The efficiency of a wide cutting table (such as 4–6 rows) is 30–50% higher than that of a narrow cutting table (2–3 rows).

(3) Crushing length uniformity

The deviation of the traditional mechanical adjustment model may reach ±20%. In this paper, the electronic control is used to achieve a more stable cutting length, and the theoretical value is only ± 5% deviation.

(4) Grain breakage rate

Through the model equipped with a grain crushing device, the crushing rate can reach more than 95%, and the feed digestibility can be significantly improved.

(5) Fuel consumption

The fuel consumption of the self-propelled model is high, and the fuel consumption reaches 12–20 L/mu, but the unit area takes less time.

In this paper, the design of the rotary hanging is adopted, and the fuel consumption is 8–12 L/mu, but the total operation time is longer.

6.1.4. Later Research Direction

(1) Intelligent control technology: Real-time adaptive control systems based on sensors and AI are developed.

(2) Low-power design: Explore the application of electric, hybrid, and lightweight materials.

(3) Shared economic model: Promote cooperative or rental models to reduce the cost of use.

6.2. Conclusions

(1). In order to solve the problems of no suitable machine available, low operating performance, and poor handling in hilly and mountainous silage harvesting operations, a single-disk silage harvester was designed. Solid Works and CAD were used to make the drawings and three-dimensional drawings of the parts and the whole machine. Through theoretical calculation and combined with the actual production situation, the rotation speed of the conveying drum is determined to be n = 30–60 rpm, the rotation speed of the disk cutter is n2 = 988–1623 rpm, and the rotation speed of the power output shaft is 650~720 rpm. The actual productivity Q_t = 38 t·h⁻¹ is calculated.

(2). Based on the corn silage harvester selected in this paper, harvesting productivity, standard grass length rate, and stubble passage rate were used as evaluation indexes, and working speed, cutter speed, and drum speed were used as design parameters. The optimal Latin hypercube method was used to extract 48 groups of sample data as the experimental design, and MATLAB R2021 and Isight software were used to analyze the interaction of various factors on the evaluation index. The analysis showed that the working speed of the whole machine as a single factor had the greatest influence on the harvesting productivity y1, the standard grass length rate y_2, and the stubble passing rate y₃, but the negative influence.
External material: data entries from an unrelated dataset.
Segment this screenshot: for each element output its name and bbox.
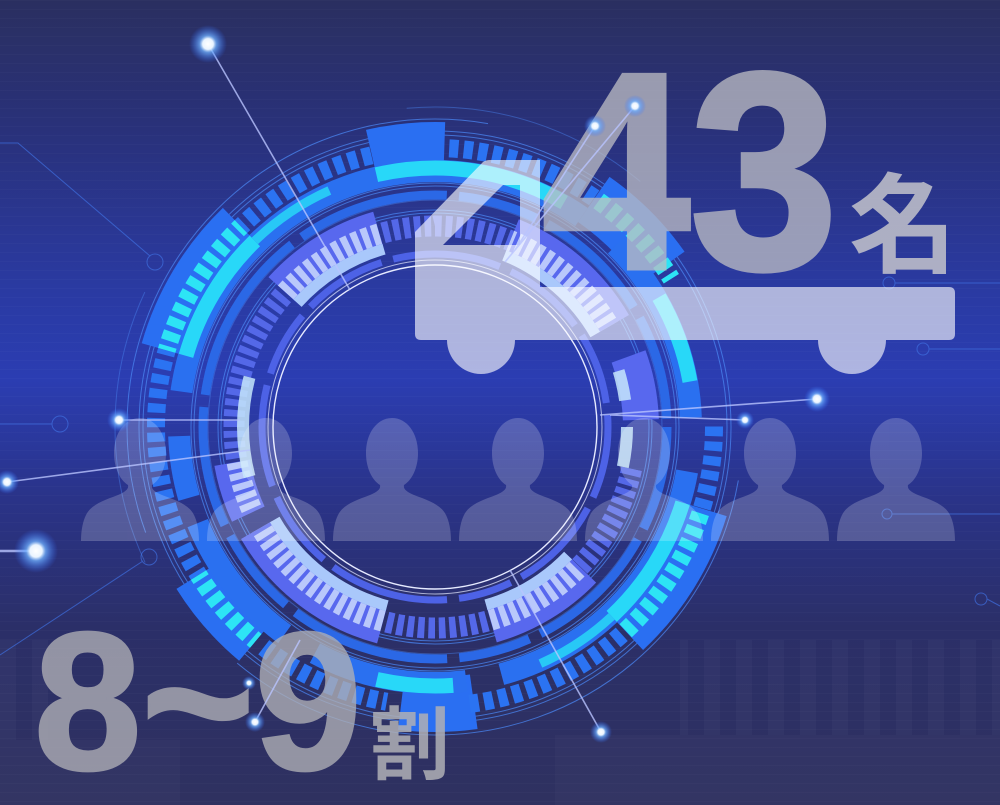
- pale inner bands: [250, 242, 620, 612]
- number: 43: 43: [542, 16, 838, 328]
- dark inner dashed ring: [262, 254, 608, 600]
- icon: row of seven people: [81, 418, 955, 541]
- glowing nodes: [0, 25, 830, 743]
- inner tick ring: [234, 226, 636, 628]
- pale side arcs: [243, 235, 627, 619]
- outer wedge bands: [158, 150, 712, 704]
- dashed blue middle ring: [203, 195, 667, 659]
- outer thin arcs: [115, 107, 755, 747]
- circuit lines in background: [0, 143, 1000, 655]
- unit: 割: 割: [370, 701, 450, 790]
- HUD ring graphic: [115, 107, 755, 747]
- outer tick ring blue: [156, 148, 714, 706]
- inner wedges: [229, 221, 641, 633]
- cyan solid bands: [176, 168, 694, 686]
- outer tick ring cyan: [158, 194, 709, 648]
- number: 8~9: 8~9: [34, 592, 362, 805]
- inner tick ring light: [234, 226, 636, 628]
- light beams: [0, 44, 817, 732]
- unit: 名: 名: [849, 166, 957, 287]
- blue band under cyan: [179, 171, 691, 683]
- cyan thin bands: [176, 168, 694, 686]
- white inner rings: [268, 260, 602, 594]
- icon: truck silhouette: [415, 160, 955, 374]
The interaction terms such as x₂x₃ and x₁x₃ have relatively significant effects on y₁, y_2, and y₃. Among them, x₂x₃ has a positive effect on all three indicators, x₁x₃ has a positive effect on y₁ and y₂ and a negative effect on y₃.

(3). The ternary quadratic regression prediction model was constructed by Isight 5.6 software, and the validity of the model was verified by variance analysis and field experiments. It shows that the response surface model of the evaluation index can fit the response well. The program of the SMPSO algorithm is written by MATLAB R2021, and the main program is run to optimize the objective and obtain the Pareto solution set. Combined with practical experience, the optimal parameter values of x₁, x_2, and x₃ are 1.00 m/s, 1085.89 rpm, and 30 m/s, respectively, and the values of the optimal values of y_1–1, y_2–1, and y_3–1 are 38 t·h⁻¹, 82.15%, and 91.95%, respectively. By adjusting the operating parameters of the prototype (the optimized parameter values), the two field experiments were carried out, and the values of y_1–2, y_2–2, and y_3–2 were 36 t·h⁻¹, 81.38%, and 89.73% respectively. This is because in the actual operation process, due to the influence of topography, soil quality, and operators, the operating parameters are unstable, so the test statistical value is slightly smaller than the optimized calculation value.

The values of y_1–1, y_2–1, and y_3–1 are within the error range of 5% compared to the values of y_1–2, y_2–2, and y_3–2. It can be considered that the optimization parameters and results meet the requirements.